No âmbito do referendo sobre o “Brexit”, 96% dos cerca de 30 mil habitantes votaram pela permanência do pequeno território localizado no sul da Península Ibérica na União Europeia. Mas em dois referendos, em 1967 e 2002, a população votou largamente para se manter como parte do Reino Unido, rejeitando ligações em termos de soberania com Espanha.

Ao Guardian, o ministro-chefe de Gibraltar, Fabian Picardo, critica a posição da União Europeia: “Esta proposta desnecessária, injustificada e inaceitavelmente discriminatória especificando Gibraltar e o seu povo é a maquinação previsível de Espanha que o povo de Gibraltar previu e uma das razões pelas quais nós votámos tão massivamente para continuar na UE”. “Esta é uma vergonhosa tentativa por parte de Espanha para manipular o Conselho Europeu para os seus próprios e estreitos interesses políticos. O ‘Brexit’ é já complicado que chegue sem a Espanha a tentar complicá-lo mais”, conclui Picardo.

Do lado espanhol, o El País cita Esteban González Pons, vice-presidente do Partido Popular Europeu, que afirmou que o facto de a primeira-ministra Theresa May não ter referido a situação de Gibraltar na sua carta dirigida ao Conselho Europeu é “muito relevante”, acrescentando que esta omissão significa que “Gibraltar não faz parte do Reino Unido; é uma colónia como a ilha de Santa Helena”. Outras fontes próximas do Governo de Madrid explicaram também ao diário espanhol que “esta ausência é um bom sinal porque anunciam boas notícias – que Gibraltar é uma questão a ser negociada bilateralmente no futuro, apenas entre Espanha e o Reino Unido”.

Apesar de ainda não ter existido uma posição oficial de Downing Street, fontes do Governo britânico remeteram o Guardian para as declarações que May fez no Parlamento na última quarta-feira, quando a governante garantiu que se mantém “absolutamente firme” no “apoio a Gibraltar, ao seu povo e economia”. “Nós temos sido firmes no nosso compromisso de nunca entrar num acordo sob o qual o povo de Gibraltar passaria a ser soberania de outro Estado contra a sua vontade, nem entrar num processo de negociação de soberania no qual Gibraltar não está satisfeito”, concluiu a primeira-ministra britânica.

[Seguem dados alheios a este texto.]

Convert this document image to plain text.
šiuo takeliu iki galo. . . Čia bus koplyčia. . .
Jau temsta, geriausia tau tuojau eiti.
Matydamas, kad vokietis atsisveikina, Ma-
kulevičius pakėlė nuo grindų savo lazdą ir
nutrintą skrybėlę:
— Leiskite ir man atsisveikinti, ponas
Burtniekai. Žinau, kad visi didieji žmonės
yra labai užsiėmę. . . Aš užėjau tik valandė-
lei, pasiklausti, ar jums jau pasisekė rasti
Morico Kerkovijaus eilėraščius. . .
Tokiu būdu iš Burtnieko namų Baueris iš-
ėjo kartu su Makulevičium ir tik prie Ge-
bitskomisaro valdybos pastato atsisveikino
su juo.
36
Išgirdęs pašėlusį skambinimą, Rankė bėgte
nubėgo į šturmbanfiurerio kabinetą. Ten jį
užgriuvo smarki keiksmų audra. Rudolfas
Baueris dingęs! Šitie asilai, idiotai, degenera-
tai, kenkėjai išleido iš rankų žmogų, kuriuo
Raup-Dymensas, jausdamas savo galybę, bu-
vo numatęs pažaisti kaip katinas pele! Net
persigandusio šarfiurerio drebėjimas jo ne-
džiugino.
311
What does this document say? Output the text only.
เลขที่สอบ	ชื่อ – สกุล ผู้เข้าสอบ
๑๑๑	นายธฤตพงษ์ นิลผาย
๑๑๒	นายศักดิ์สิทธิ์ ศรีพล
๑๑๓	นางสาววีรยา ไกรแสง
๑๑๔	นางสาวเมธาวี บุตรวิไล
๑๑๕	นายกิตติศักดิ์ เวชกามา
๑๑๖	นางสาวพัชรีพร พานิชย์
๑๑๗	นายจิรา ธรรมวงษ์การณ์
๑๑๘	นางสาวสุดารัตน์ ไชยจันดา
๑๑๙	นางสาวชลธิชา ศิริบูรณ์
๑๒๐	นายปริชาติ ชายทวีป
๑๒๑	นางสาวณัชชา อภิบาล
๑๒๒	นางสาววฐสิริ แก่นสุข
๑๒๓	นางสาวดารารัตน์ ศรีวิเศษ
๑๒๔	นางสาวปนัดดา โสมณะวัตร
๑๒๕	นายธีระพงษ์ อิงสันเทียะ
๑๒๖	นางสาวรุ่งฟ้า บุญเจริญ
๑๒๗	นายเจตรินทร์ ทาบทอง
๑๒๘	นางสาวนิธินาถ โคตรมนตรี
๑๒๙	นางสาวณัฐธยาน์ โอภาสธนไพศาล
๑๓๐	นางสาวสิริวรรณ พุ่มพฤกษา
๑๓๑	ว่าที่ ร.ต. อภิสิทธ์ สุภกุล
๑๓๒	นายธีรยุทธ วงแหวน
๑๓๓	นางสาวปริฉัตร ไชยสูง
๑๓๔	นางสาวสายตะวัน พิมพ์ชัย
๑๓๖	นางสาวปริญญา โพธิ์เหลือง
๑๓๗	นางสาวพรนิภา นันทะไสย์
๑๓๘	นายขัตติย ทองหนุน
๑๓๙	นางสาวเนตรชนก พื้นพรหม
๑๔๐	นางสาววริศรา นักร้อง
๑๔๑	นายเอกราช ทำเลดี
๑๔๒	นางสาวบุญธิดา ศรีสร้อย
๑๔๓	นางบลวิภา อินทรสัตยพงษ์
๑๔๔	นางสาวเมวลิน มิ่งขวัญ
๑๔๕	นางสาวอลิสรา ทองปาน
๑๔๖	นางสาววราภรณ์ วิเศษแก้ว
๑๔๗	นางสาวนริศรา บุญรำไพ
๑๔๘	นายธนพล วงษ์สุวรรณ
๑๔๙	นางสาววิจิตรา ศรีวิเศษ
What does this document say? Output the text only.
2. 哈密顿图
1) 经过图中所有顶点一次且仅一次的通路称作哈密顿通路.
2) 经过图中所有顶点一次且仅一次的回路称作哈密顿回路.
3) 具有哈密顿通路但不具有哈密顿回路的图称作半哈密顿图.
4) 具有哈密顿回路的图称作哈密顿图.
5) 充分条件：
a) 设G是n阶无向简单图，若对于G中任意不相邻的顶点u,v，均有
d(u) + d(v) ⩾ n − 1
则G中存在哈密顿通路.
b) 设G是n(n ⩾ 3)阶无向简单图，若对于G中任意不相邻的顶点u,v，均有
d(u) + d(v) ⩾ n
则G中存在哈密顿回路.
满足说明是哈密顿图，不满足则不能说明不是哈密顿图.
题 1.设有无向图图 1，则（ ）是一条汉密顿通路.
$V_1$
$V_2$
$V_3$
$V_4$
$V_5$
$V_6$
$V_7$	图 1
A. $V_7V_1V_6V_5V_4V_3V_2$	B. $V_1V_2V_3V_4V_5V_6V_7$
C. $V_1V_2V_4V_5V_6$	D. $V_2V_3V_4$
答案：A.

“Manteremos uma resistência implacável, marmórea e sólida como uma pedra” a qualquer alteração no estatuto de Gibraltar, afirmou o ministro dos Negócios Estrangeiros, Boris Johnson. Mas o “Brexit” criou fendas na posição neutra assumida até agora por Bruxelas, assumiu um responsável europeu ao Guardian. “A União defende os seus membros e agora isso significa Espanha”.

Pouca coisa se poderá concluir da posição manifestada no documento enviado por Donald Tusk aos 27 Estados-membros esta sexta-feira. O Reino Unido pode ou não aceitar esta alínea nas negociações sobre o “Brexit”, revestindo de ainda maior complexidade um potencial acordo comercial. No entanto, as posições de Madrid e Londres dão seguimento ao defendido ao longo de décadas sobre a questão de Gibraltar, aparentando existir pouco ou nenhum ponto de entendimento. Do futuro de Gibraltar pouco se sabe, e neste desconhecimento se manterá.